Series : Onimusha Developer : Capcom Genre : 3D Brawler Graphics : Pre-rendered 3D Themes : Feudal Japan Achievements : retroachievements.org
Onimusha 2 is like a watered-down version of Ninja Gaiden. It has all the basic elements, it takes place in feudal Japan, and the Onimusha series even has a historical context (even though there are extreme anachronisms like rockets and robotic submersibles :). Both games have excellent production qualities overall (despite of the truly horrible jap-rock song in the main menu shudder), and have grand storylines and dramatic and beautiful FMV sequences involving ninjas and demons.

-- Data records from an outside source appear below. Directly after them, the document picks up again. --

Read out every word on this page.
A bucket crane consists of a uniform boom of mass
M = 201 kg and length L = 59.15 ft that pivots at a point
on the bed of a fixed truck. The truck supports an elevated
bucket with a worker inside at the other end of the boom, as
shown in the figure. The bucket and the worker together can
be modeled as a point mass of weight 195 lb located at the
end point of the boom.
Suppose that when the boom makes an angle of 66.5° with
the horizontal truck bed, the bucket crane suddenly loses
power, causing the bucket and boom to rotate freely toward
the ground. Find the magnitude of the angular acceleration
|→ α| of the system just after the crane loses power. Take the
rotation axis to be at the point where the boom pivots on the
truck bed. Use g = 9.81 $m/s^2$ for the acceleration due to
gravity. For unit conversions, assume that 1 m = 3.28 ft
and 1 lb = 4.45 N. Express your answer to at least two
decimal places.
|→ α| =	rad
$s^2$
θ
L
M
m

But when push comes to shove, both games are all about fighting. And that's where Onimusha falls short. Onimusha 2 has 5-6 different melee weapons, depending on your thoroughness, and each has surprisingly few moves. And although you can unlock more moves with secrets, you don't exactly trip over these during your first playthrough. Coupled with the fixed camera angles, that comes with the prerendered backgrounds (as in Resident Evil 1-3), the battle system may be annoying at times. Overall, it is very satisfying, albeit a bit shallow, but when you reach a boss fight, you will be frustrated.
And that's another problem; on the normal difficulty setting (which is the hardest one accessible during the first playthrough), the main part of the game, where you kill hundreds upon hundreds of demons, the fightinh is almost too easy. Unlike Ninja Gaiden, you are not forced to learn advanced techniques (like the counter-moves called Issen in Onimusha), and you'll just fall back on your basic hack 'n slash, which works just fine. But the game has 5-6 real boss fights, and here the difficulty ramps up to vertical. So if you're like me, you'll have to fight each boss a number of times while you actually learn the more advanced techniques of the fighting system, and the game doesn't have continue points like God of War, only save points, so you'll have to run the savepoint to the boss every time, which gets tedious. And a note of caution, if you are going to play this game: when you reach the big flying action sequence near the end, do try to conserve your health and magic items for the final boss battle with Nobunaga, which is insanely difficult, if you didn't.
The replay value of this games is tremendous, as you have multiple storylines with different characters, minigames with frog-stabbing, the lot. I, however, don't care, because I'm not going to play it again. I'll try Onimusha 3 instead :).
... I just looked through the concept art by Keita Amemiya, and it is very nice. He had a lot of great ideas that never made it to the game.